L. E. Simons,1 R. M. Campbell,2 R. L. Blount1
1University of Georgia & University of Florida, Florida; 2Emory University, Atlanta, Georgia, United States of America
Introduction: The goal of this study was to examine the effects of Camp Braveheart, a summer camp specifically designed for children with complex cardiac abnormalities on a child's emotional adjustment, social functioning, and quality of life. Method: Participants consisted of 29 children who attended Camp Braveheart in July 2003 and completed measures prior to attending camp, on the last evening of camp, and at 2-month follow-up. Data were collected from each child and the child's parents. Results: Repeated measures analyses to assess the impact of camp indicated reports of anxiety decreased from pre-camp (M = 12.0, SD = 7.0) to at-camp (M = 10.3, SD = 6.2) on levels of anxiety, F(1, 28) = 4.95, p = .034. No change was found on measures of attitude toward illness, depression, and quality of life (cardiac and general).
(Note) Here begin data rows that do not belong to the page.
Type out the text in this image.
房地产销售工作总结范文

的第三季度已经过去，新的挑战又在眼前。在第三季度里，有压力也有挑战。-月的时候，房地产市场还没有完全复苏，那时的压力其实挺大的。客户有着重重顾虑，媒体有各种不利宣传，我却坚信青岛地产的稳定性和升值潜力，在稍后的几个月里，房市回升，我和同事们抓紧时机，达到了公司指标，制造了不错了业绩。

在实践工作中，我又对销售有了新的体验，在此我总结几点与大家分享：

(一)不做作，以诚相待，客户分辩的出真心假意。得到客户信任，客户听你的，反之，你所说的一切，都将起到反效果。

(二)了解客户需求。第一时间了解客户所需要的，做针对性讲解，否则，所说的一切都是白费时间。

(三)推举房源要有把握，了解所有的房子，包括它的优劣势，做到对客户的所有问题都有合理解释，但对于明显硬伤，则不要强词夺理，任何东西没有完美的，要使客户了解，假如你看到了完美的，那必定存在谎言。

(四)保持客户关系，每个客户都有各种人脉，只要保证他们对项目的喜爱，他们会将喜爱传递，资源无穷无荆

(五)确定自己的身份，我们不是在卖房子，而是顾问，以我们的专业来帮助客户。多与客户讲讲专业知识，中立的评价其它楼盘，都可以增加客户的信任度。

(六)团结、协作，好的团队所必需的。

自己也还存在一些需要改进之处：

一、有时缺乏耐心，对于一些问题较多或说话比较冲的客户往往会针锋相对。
Parental reports of separation anxiety significantly decreased from pre-camp (M = 62.9, SD = 9.7) to follow-up (M = 59.1, SD = 10.2) on parental separation anxiety, F(1, 17) = 4.81, p = 0.042. Parents did not report significant psychosocial changes in their children two months following camp. In addition, reports indicated that children had a positive socialization, normalization, and esteem-enhancing experience at camp. In addition, attitudes toward the camp experience significantly improved at follow-up. Conclusions: The reduction in anxiety observed during the camp experience provides support for the psychological benefits of camp and an incentive for children who have never attended to potentially reap the same positive benefits. The significant decrease in parental separation anxiety is a new, promising finding. A child's ability to succeed independently in the camp environment demonstrates to the parent that the child can move away from overdependence, a dilemma parents of chronically ill children often face. Reports of positive peer relations and feeling normal at camp carry out the goals set for pediatric camps. The improvements in children's attitudes about camp may be due to the persistence of benefits of the camp in the child's life and as memories focus on the overarching themes of camp, such as group support and making friends.